Studies in literature discussed the drawbacks of the ureteral access sheath use in flexible ureteroscopy and in the same time mentioned the benefits of ureteral access sheath in decreasing the incidence of urosepsis and better stone free rate. In the current study we aim to compare between percutaneous nephrostomy tube (PCN) insertion before flexible ureteroscopy and conventional ureteral access sheath (UAS) flexible ureteroscopy in terms of safety, efficacy and perioperative outcomes. In all, 100 Patients aged 20 to 67 years with upper ureteric stones and mild hydronephrosis or renal pelvic stones less than 20 mm with mild hydronephrosis were randomized into 2 groups; patients undergoing PCN insertion before flexible ureteroscopy, and patients undergoing the conventional UAS flexible ureteroscopy. Patients with active urinary tract infection, patients with urinary diversions or malformations and patients with uncontrolled coagulable status were excluded from the study. Perioperative data were recorded. This study was conducted on 50 PCN group and 50 UAS group. Age varied from 20.0 to 67.0 years. Males consisted more than half of study groups, 52% of PCN group and 66% of UAS group. Weak significant difference was found in need for ureteral pre-operative stenting between groups (8% with PCN vs. 22% with UAS, p 0.04995). There was no significant difference between two groups in intra-operative complications (mucosal injury, failed operation, perforation, false passage and conversion to other procedure), but there was significant difference in bleeding between the groups (6% with PCN vs. 22% with UAS, p = 0.021).
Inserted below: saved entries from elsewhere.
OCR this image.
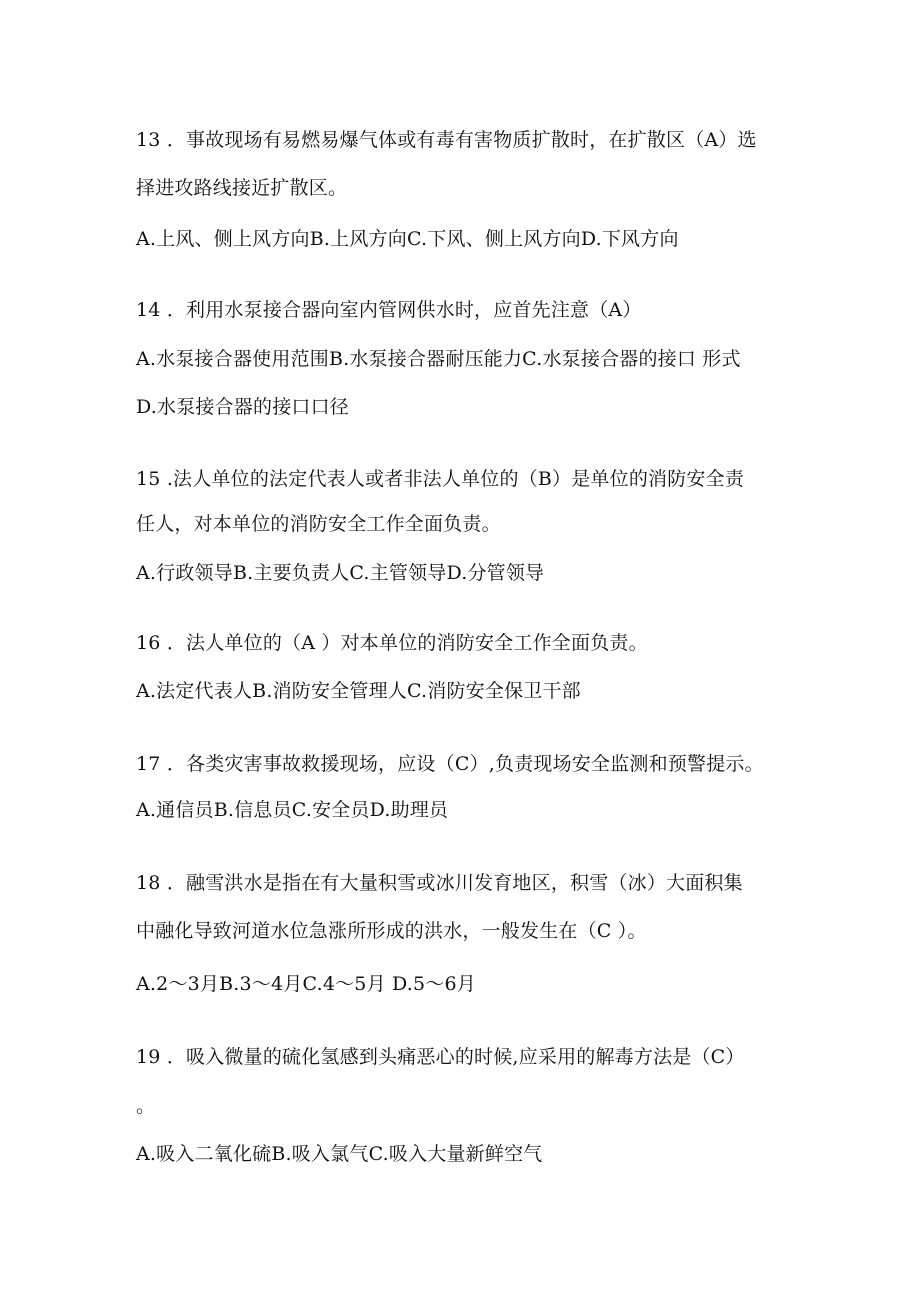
13 ．事故现场有易燃易爆气体或有毒有害物质扩散时，在扩散区（A）选

择进攻路线接近扩散区。

A.上风、侧上风方向B.上风方向C.下风、侧上风方向D.下风方向

14 ．利用水泵接合器向室内管网供水时，应首先注意（A）

A.水泵接合器使用范围B.水泵接合器耐压能力C.水泵接合器的接口 形式

D.水泵接合器的接口口径

15 .法人单位的法定代表人或者非法人单位的（B）是单位的消防安全责

任人，对本单位的消防安全工作全面负责。

A.行政领导B.主要负责人C.主管领导D.分管领导

16 ．法人单位的（A ）对本单位的消防安全工作全面负责。

A.法定代表人B.消防安全管理人C.消防安全保卫干部

17 ．各类灾害事故救援现场，应设（C）,负责现场安全监测和预警提示。

A.通信员B.信息员C.安全员D.助理员

18 ．融雪洪水是指在有大量积雪或冰川发育地区，积雪（冰）大面积集

中融化导致河道水位急涨所形成的洪水，一般发生在（C ）。

A.2～3月B.3～4月C.4～5月 D.5～6月

19 ．吸入微量的硫化氢感到头痛恶心的时候,应采用的解毒方法是（C）

。

A.吸入二氧化硫B.吸入氯气C.吸入大量新鲜空气
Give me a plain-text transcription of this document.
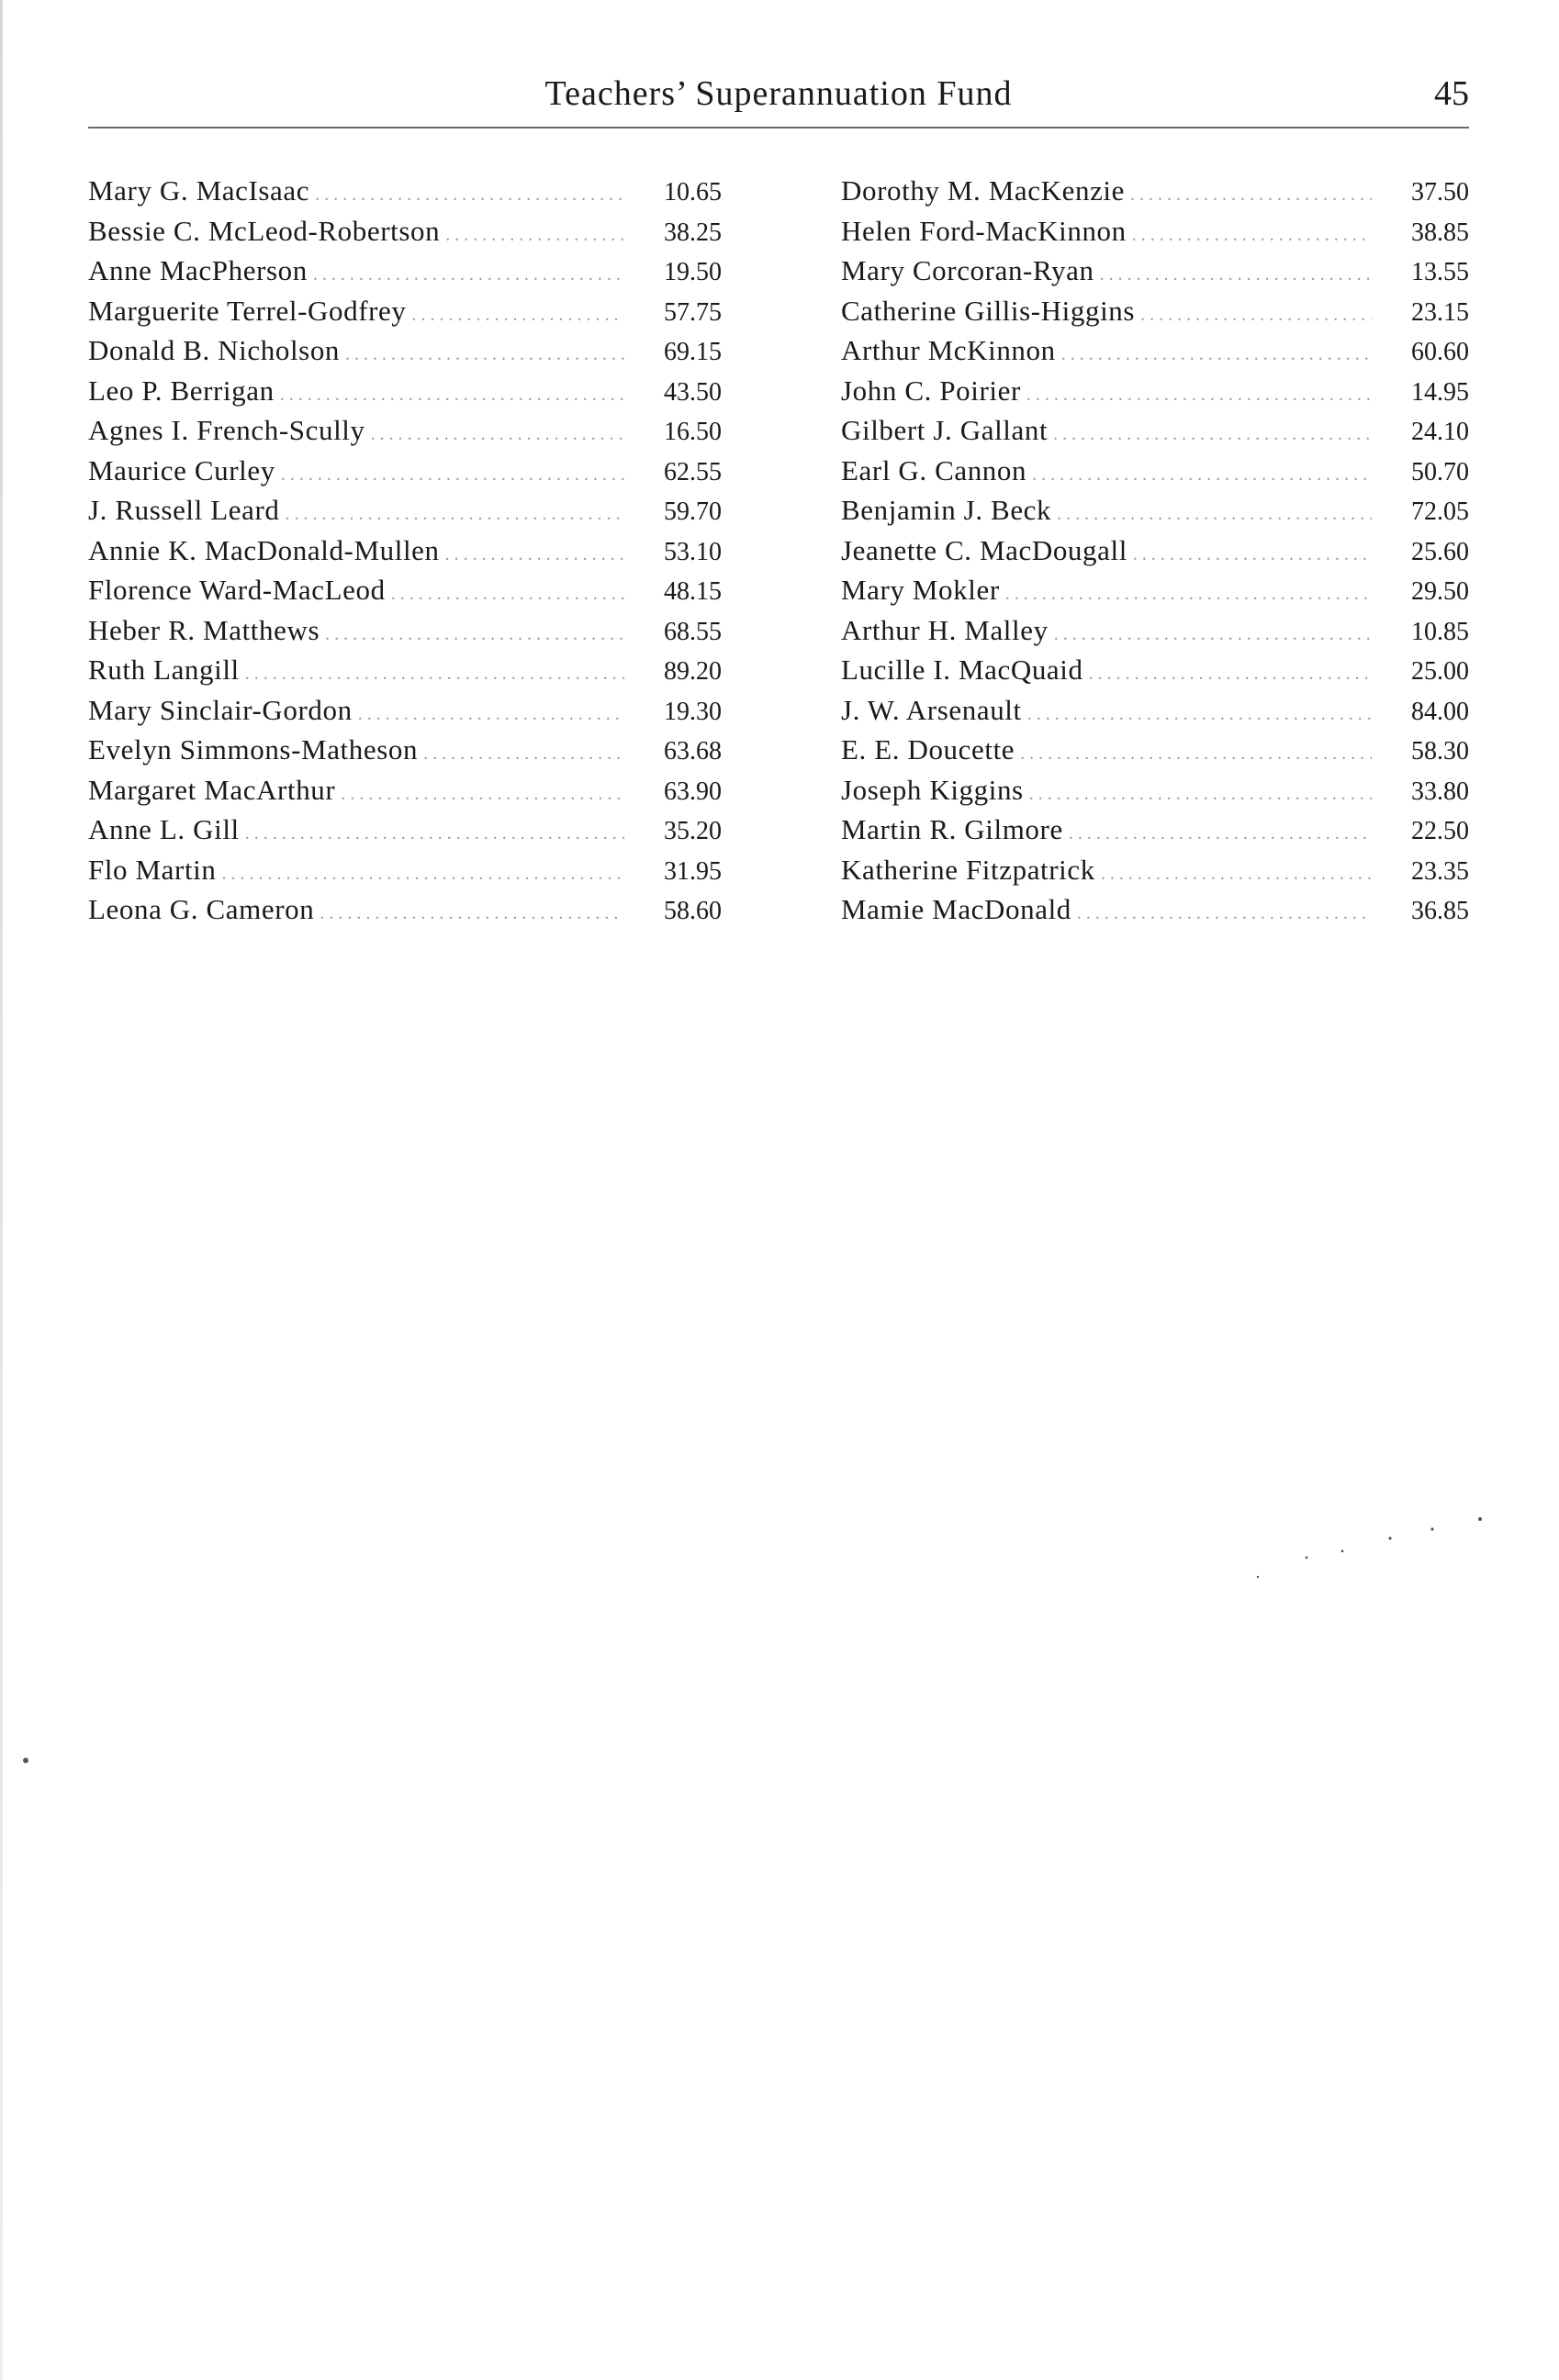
Teachers’ Superannuation Fund	45
Mary G. MacIsaac .....	10.65
Bessie C. McLeod-Robertson .....	38.25
Anne MacPherson .....	19.50
Marguerite Terrel-Godfrey .....	57.75
Donald B. Nicholson .....	69.15
Leo P. Berrigan .....	43.50
Agnes I. French-Scully .....	16.50
Maurice Curley .....	62.55
J. Russell Leard .....	59.70
Annie K. MacDonald-Mullen .....	53.10
Florence Ward-MacLeod .....	48.15
Heber R. Matthews .....	68.55
Ruth Langill .....	89.20
Mary Sinclair-Gordon .....	19.30
Evelyn Simmons-Matheson .....	63.68
Margaret MacArthur .....	63.90
Anne L. Gill .....	35.20
Flo Martin .....	31.95
Leona G. Cameron .....	58.60
Dorothy M. MacKenzie .....	37.50
Helen Ford-MacKinnon .....	38.85
Mary Corcoran-Ryan .....	13.55
Catherine Gillis-Higgins .....	23.15
Arthur McKinnon .....	60.60
John C. Poirier .....	14.95
Gilbert J. Gallant .....	24.10
Earl G. Cannon .....	50.70
Benjamin J. Beck .....	72.05
Jeanette C. MacDougall .....	25.60
Mary Mokler .....	29.50
Arthur H. Malley .....	10.85
Lucille I. MacQuaid .....	25.00
J. W. Arsenault .....	84.00
E. E. Doucette .....	58.30
Joseph Kiggins .....	33.80
Martin R. Gilmore .....	22.50
Katherine Fitzpatrick .....	23.35
Mamie MacDonald .....	36.85
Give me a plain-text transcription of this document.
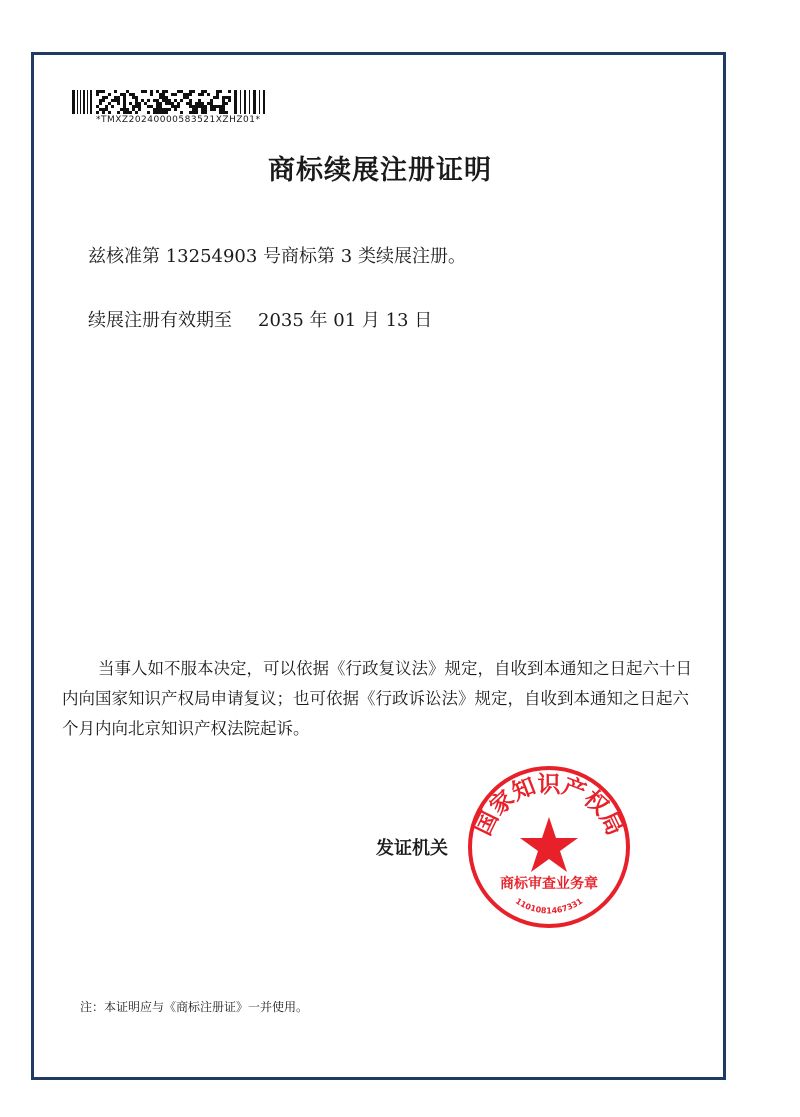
*TMXZ20240000583521XZHZ01*
商标续展注册证明
兹核准第 13254903 号商标第 3 类续展注册。
续展注册有效期至 2035 年 01 月 13 日
当事人如不服本决定，可以依据《行政复议法》规定，自收到本通知之日起六十日内向国家知识产权局申请复议；也可依据《行政诉讼法》规定，自收到本通知之日起六个月内向北京知识产权法院起诉。
发证机关
国家知识产权局
商标审查业务章
1101081467331
注：本证明应与《商标注册证》一并使用。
There was no significant difference between two groups in post-operative complications (infection, fever, pain, hematuria, other complications, stone free rate, readmission and stent duration), but there was significant decrease in operative time (48.85 ± 13.861 in PCN group versus 56.82 ± 14.61 in UAS group, p = 0.0003). We conclude that PCN insertion before flexible ureteroscopy provides a safe technique with comparable outcomes to UAS use.
文献研究讨论了输尿管通路鞘在软性输尿管镜检查中使用的缺点,同时提到了输尿管通路鞘在降低尿脓毒症发生率和提高结石清除率方面的益处。在本研究中,我们旨在比较在软性输尿管镜检查前插入经皮肾造瘘管(PCN)和传统输尿管通路鞘(UAS)辅助软性输尿管镜检查在安全性、有效性和围手术期结果方面的差异。总共100例年龄在20至67岁之间、患有上段输尿管结石且伴有轻度肾积水或肾盂结石直径小于20 mm且伴有轻度肾积水的患者被随机分为两组;一组是在软性输尿管镜检查前接受PCN插入的患者,另一组是接受传统UAS辅助软性输尿管镜检查的患者。患有活动性尿路感染、尿路改道或畸形的患者以及凝血状态未得到控制的患者被排除在研究之外。记录围手术期数据。本研究共纳入50例PCN组患者和50例UAS组患者。年龄范围为20.0至67.0岁。两个研究组中男性均占一半以上,PCN组为52%,UAS组为66%。两组之间在术前输尿管支架置入需求方面存在微弱的显著差异(PCN组为8%,UAS组为22%,p = 0.04995)。两组在术中并发症(黏膜损伤、手术失败、穿孔、假道形成和转为其他手术)方面无显著差异,但两组在出血方面存在显著差异(PCN组为6%,UAS组为22%,p = 0.021)。两组在术后并发症(感染、发热、疼痛、血尿、其他并发症、结石清除率、再次入院和支架留置时间)方面无显著差异,但手术时间有显著缩短(PCN组为48.85 ± 13.861,UAS组为56.82 ± 14.61,p = 0.0003)。我们得出结论,在软性输尿管镜检查前插入PCN提供了一种安全的技术,其结果与使用UAS相当。